When your father is Grammy Award-winning music producer David Foster and you've been stepsisters to Gigi and Bella Hadid and to Brandon and Brody Jenner, two things are bound to happen: You're going to be offered a reality show, and you're going to become insta-famous. Rather than submit to preordained stardom, sisters Sara and Erin Foster decided to make fun of it by writing and starring in Barely Famous, a faux docuseries about (what else?) two siblings desperate to be celebrities. After two binge-worthy seasons on VH1, they're now focused on new projects: Erin is a writer on the comedy Daddy Issues, which is currently in development, and both are creative heads at Bumble Bizz and Bumble BFF, branches of the female-led dating app Bumble. Before they get kinda sorta more famous, we talked to the pair about their #goals for the new year.
Angelique Serrano: Congratulations on your upcoming projects. You're wearing many hats.
Sara Foster: When you write on a mood board what your dreams are, like being involved in the tech space or having a network show, they feel intangible. It's crazy to be at a place where this could actually become a reality.
Erin Foster: We feel really lucky. For Bumble we're going to be creating comedic, accessible marketing content. We'll also be hosting panels and dinners and having talks with women about the current issues they're facing. It's about establishing partnerships with female-run companies and fellow career women. When Sara and I were in our 20s, our careers weren't in the place we wanted, so we took them into our own hands...
SF: ...and we wrote a TV show for ourselves.
EF: We weren't finding roles, so we discovered another path instead of waiting for someone to hire us. That's a big part of our message: taking your life into your own hands.
AS: You mentioned a mood board, which feels like a modern way to make resolutions.
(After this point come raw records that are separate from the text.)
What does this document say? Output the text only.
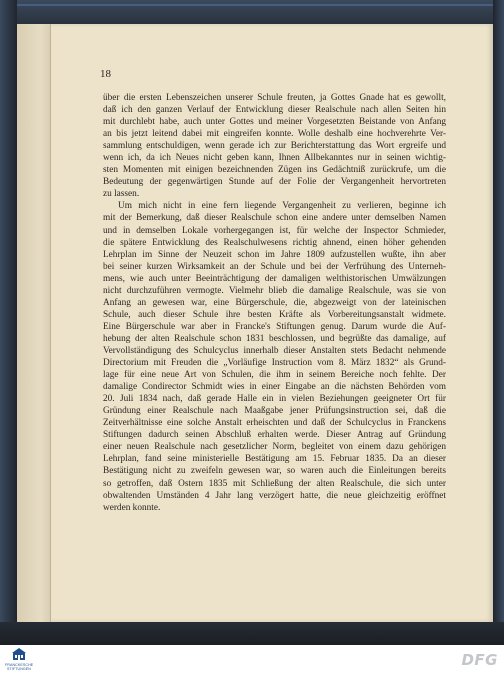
18
über die ersten Lebenszeichen unserer Schule freuten, ja Gottes Gnade hat es gewollt,
daß ich den ganzen Verlauf der Entwicklung dieser Realschule nach allen Seiten hin
mit durchlebt habe, auch unter Gottes und meiner Vorgesetzten Beistande von Anfang
an bis jetzt leitend dabei mit eingreifen konnte. Wolle deshalb eine hochverehrte Ver-
sammlung entschuldigen, wenn gerade ich zur Berichterstattung das Wort ergreife und
wenn ich, da ich Neues nicht geben kann, Ihnen Allbekanntes nur in seinen wichtig-
sten Momenten mit einigen bezeichnenden Zügen ins Gedächtniß zurückrufe, um die
Bedeutung der gegenwärtigen Stunde auf der Folie der Vergangenheit hervortreten
zu lassen.
Um mich nicht in eine fern liegende Vergangenheit zu verlieren, beginne ich
mit der Bemerkung, daß dieser Realschule schon eine andere unter demselben Namen
und in demselben Lokale vorhergegangen ist, für welche der Inspector Schmieder,
die spätere Entwicklung des Realschulwesens richtig ahnend, einen höher gehenden
Lehrplan im Sinne der Neuzeit schon im Jahre 1809 aufzustellen wußte, ihn aber
bei seiner kurzen Wirksamkeit an der Schule und bei der Verfrühung des Unterneh-
mens, wie auch unter Beeinträchtigung der damaligen welthistorischen Umwälzungen
nicht durchzuführen vermogte. Vielmehr blieb die damalige Realschule, was sie von
Anfang an gewesen war, eine Bürgerschule, die, abgezweigt von der lateinischen
Schule, auch dieser Schule ihre besten Kräfte als Vorbereitungsanstalt widmete.
Eine Bürgerschule war aber in Francke's Stiftungen genug. Darum wurde die Auf-
hebung der alten Realschule schon 1831 beschlossen, und begrüßte das damalige, auf
Vervollständigung des Schulcyclus innerhalb dieser Anstalten stets Bedacht nehmende
Directorium mit Freuden die „Vorläufige Instruction vom 8. März 1832“ als Grund-
lage für eine neue Art von Schulen, die ihm in seinem Bereiche noch fehlte. Der
damalige Condirector Schmidt wies in einer Eingabe an die nächsten Behörden vom
20. Juli 1834 nach, daß gerade Halle ein in vielen Beziehungen geeigneter Ort für
Gründung einer Realschule nach Maaßgabe jener Prüfungsinstruction sei, daß die
Zeitverhältnisse eine solche Anstalt erheischten und daß der Schulcyclus in Franckens
Stiftungen dadurch seinen Abschluß erhalten werde. Dieser Antrag auf Gründung
einer neuen Realschule nach gesetzlicher Norm, begleitet von einem dazu gehörigen
Lehrplan, fand seine ministerielle Bestätigung am 15. Februar 1835. Da an dieser
Bestätigung nicht zu zweifeln gewesen war, so waren auch die Einleitungen bereits
so getroffen, daß Ostern 1835 mit Schließung der alten Realschule, die sich unter
obwaltenden Umständen 4 Jahr lang verzögert hatte, die neue gleichzeitig eröffnet
werden konnte.
FRANCKESCHE
STIFTUNGEN	DFG
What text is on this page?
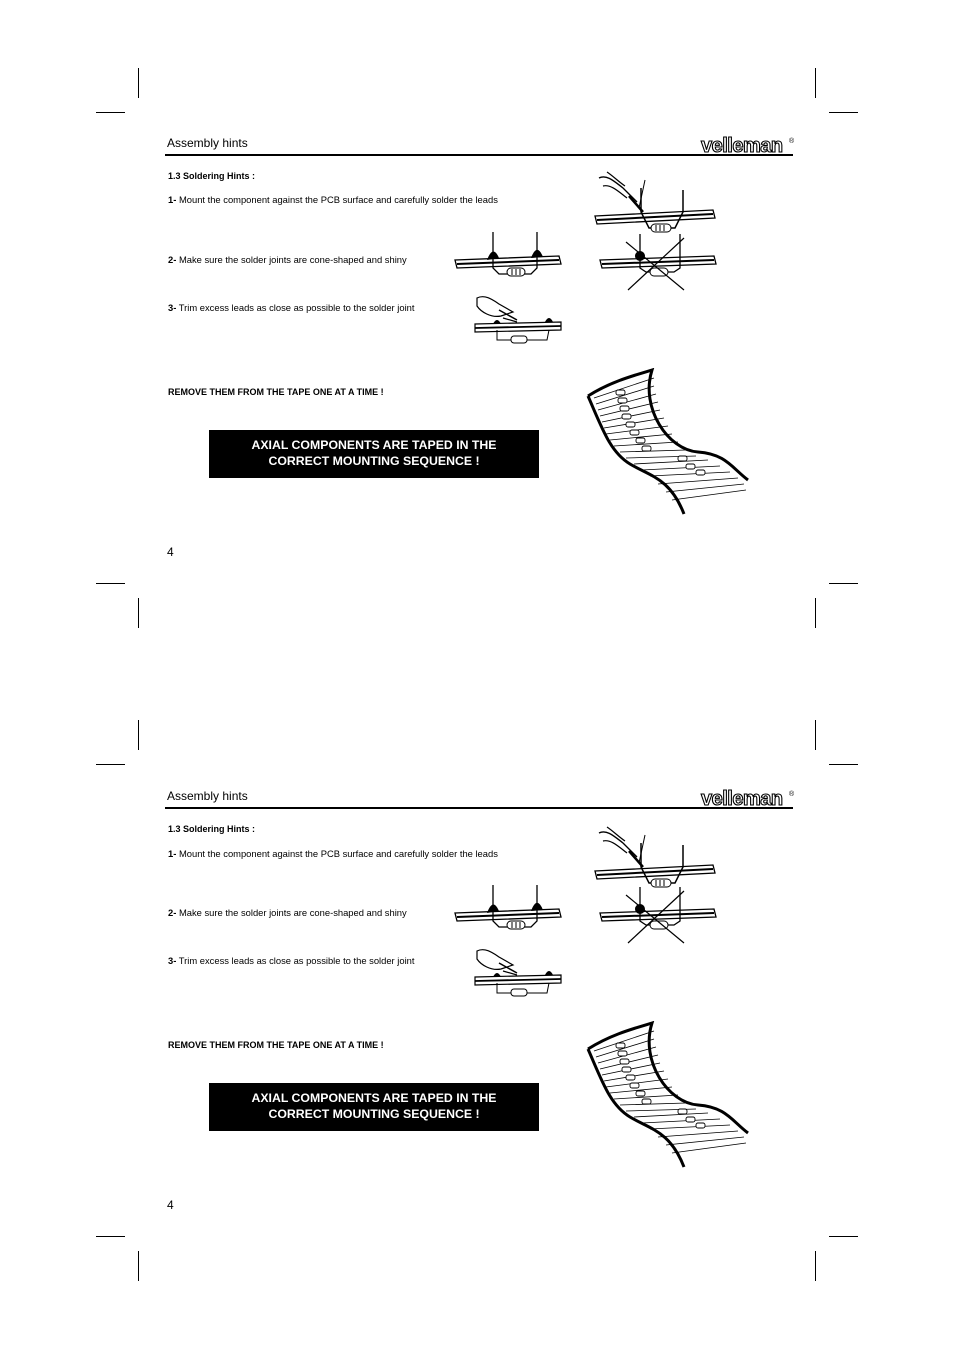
Assembly hints	velleman ®
1.3 Soldering Hints :
1- Mount the component against the PCB surface and carefully solder the leads
2- Make sure the solder joints are cone-shaped and shiny
3- Trim excess leads as close as possible to the solder joint
REMOVE THEM FROM THE TAPE ONE AT A TIME !
AXIAL COMPONENTS ARE TAPED IN THE
CORRECT MOUNTING SEQUENCE !
4
Assembly hints	velleman ®
1.3 Soldering Hints :
1- Mount the component against the PCB surface and carefully solder the leads
2- Make sure the solder joints are cone-shaped and shiny
3- Trim excess leads as close as possible to the solder joint
REMOVE THEM FROM THE TAPE ONE AT A TIME !
AXIAL COMPONENTS ARE TAPED IN THE
CORRECT MOUNTING SEQUENCE !
4
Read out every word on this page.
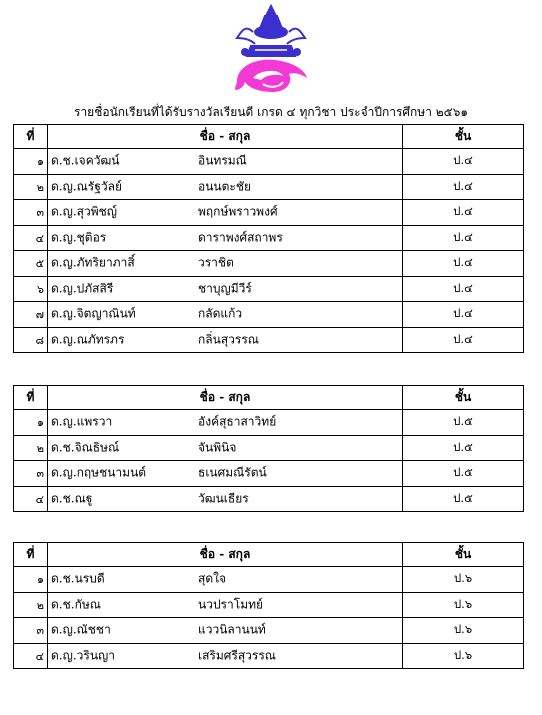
รายชื่อนักเรียนที่ได้รับรางวัลเรียนดี เกรด ๔ ทุกวิชา ประจำปีการศึกษา ๒๕๖๑
ที่	ชื่อ - สกุล	ชั้น
๑	ด.ช.เจควัฒน์ อินทรมณี	ป.๔
๒	ด.ญ.ณรัฐวัลย์ อนนตะชัย	ป.๔
๓	ด.ญ.สุวพิชญ์ พฤกษ์พราวพงศ์	ป.๔
๔	ด.ญ.ชุติอร ดาราพงศ์สถาพร	ป.๔
๕	ด.ญ.ภัทริยาภาสิ์ วราชิต	ป.๔
๖	ด.ญ.ปภัสสิรี ชาบุญมีวีร์	ป.๔
๗	ด.ญ.จิตญาณินท์ กลัดแก้ว	ป.๔
๘	ด.ญ.ณภัทรภร กลิ่นสุวรรณ	ป.๔
ที่	ชื่อ - สกุล	ชั้น
๑	ด.ญ.แพรวา อังค์สุธาสาวิทย์	ป.๕
๒	ด.ช.จิณธิษณ์ จันพินิจ	ป.๕
๓	ด.ญ.กฤษชนามนต์ ธเนศมณีรัตน์	ป.๕
๔	ด.ช.ณฐู วัฒนเธียร	ป.๕
ที่	ชื่อ - สกุล	ชั้น
๑	ด.ช.นรบดี สุดใจ	ป.๖
๒	ด.ช.กัษณ นวปราโมทย์	ป.๖
๓	ด.ญ.ณัชชา แววนิลานนท์	ป.๖
๔	ด.ญ.วรินญา เสริมศรีสุวรรณ	ป.๖
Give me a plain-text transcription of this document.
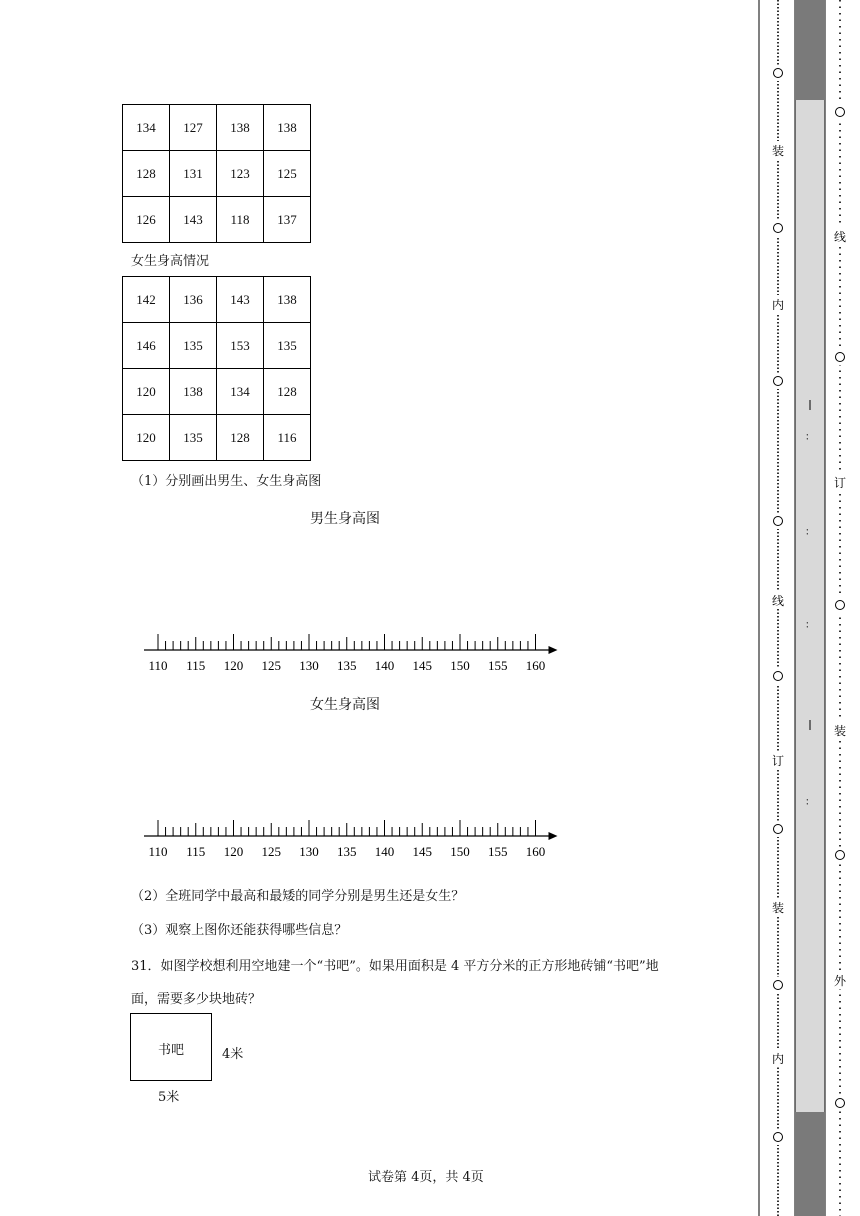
134	127	138	138
128	131	123	125
126	143	118	137
女生身高情况
142	136	143	138
146	135	153	135
120	138	134	128
120	135	128	116
（1）分别画出男生、女生身高图
男生身高图
110 115 120 125 130 135 140 145 150 155 160
女生身高图
110 115 120 125 130 135 140 145 150 155 160
（2）全班同学中最高和最矮的同学分别是男生还是女生？
（3）观察上图你还能获得哪些信息？
31．如图学校想利用空地建一个“书吧”。如果用面积是 4 平方分米的正方形地砖铺“书吧”地
面，需要多少块地砖？
书吧	4米
5米
试卷第 4页，共 4页
装
内
线
订
装
内
：
：
：
：
线
订
装
外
SF: If you build it, it will come. There's something interesting in seeing what the future looks like and making it happen. I don't have a tangible board, but I write in a journal where I'd like my life to be.
EF: You do?
SF: Yeah. I also have these weird oils I got from a psychic. One is for success; the other is for wealth and health. Every day we shot our show [Barely Famous], I'd put these oils on the bottom of my feet and palms. Honestly, my life got better when I started using them.
EF: This is the first I'm hearing about it. Thanks a lot for sharing!
SF: I don't talk about it. I feel like I'm just opening up to InStyle. I haven't done it in a minute.
Maarten de Boer/Getty
AS: What are some things you'd like to work on in the new year?
SF: Erin and I just did this eight-hour meditation. I didn't hold on to a lot, but one thing I took away from it was about pausing.
EF: They were talking about reacting to things. If you pause and wait, you'll probably feel different.
SF: I'm a very impulsive person, so this is something I need to work on.
EF: The main thing I'm trying to focus on for self-improvement is to change the way I talk to myself. As women, we say we don't like this or that about ourselves, and it's negative.
AS: Sara, are you equally hard on yourself?
SF: I don't know ... I'm a mom, I have two kids, so I really try to keep it in check. But, yeah, getting older in this town f—king sucks. It's really hard. I say to myself all the time I'm not doing enough, I'm doing too much, I could be this, I could be that. You have to talk yourself off a ledge a couple of times a day.
EF: How I feel about beauty regimens is kind of how I feel about the life stuff we're talking about: I believe a lot of the way we live is very reactive. I don't want to be using products to reverse the bad things I've done to my skin. I want to change the way I eat and live so my skin is healthy from the inside out. Dr. Steven Gundry has this book, The Plant Paradox, and I went on his diet, which is about [reducing] inflammation in your body. Before, I was skinny, but I was unhealthy. I was losing my hair. Then I cut out grain, most dairy, most sugar, and a lot of other things. It fully changed everything, including my skin and my hair. Now I wake up bright and alert.
SF: I'm a little less natural than Erin. I don't diet. I'll forget to eat because I'm running after my kids. I've done Botox. If you tell me a cream will get rid of a wrinkle or lift something, I'll try it. It could come from the sperm of a donkey and I'll rub it anywhere.
AS: Got any beauty goals this year?
SF: My goal is to not do any lasers. I have really bad melasma from pregnancy, so I'm always trying to chase [the dark spots]. But I got into a bad situation where I was doing way too many lasers.
AS: Well, it's like the minute you step back out into the sun, the spots come back.
SF: Yeah, it's brutal. And nothing's uglier than melasma on your upper lip that looks like a moustache.
Courtesty Sara & Erin Foster
AS: What was the last beauty product you bought?
EF: I just bought a product from Clarins, Double Serum. My other obsession is also from Clarins. I'm really pale, and whenever I did self-tanner I looked orange. Now I just put little drops of their Glow Booster into my moisturizer and body lotion once every three days. It gives you this glow and doesn't make you look streaky. It's literally everything to me.
SF: I was at Bloomingdale's recently and bought La Mer. I haven't used it since I was in high school. I tried the traditional cream, and I was like, "Oh, this is why it's, like, $350." I went through all these channels to see if I could get it for free. I go there, and I'm like, "Can I just get a sample?" Pretty soon they're gonna be like, "Um, you've come here for samples once a week. We know your face. You're not getting any more."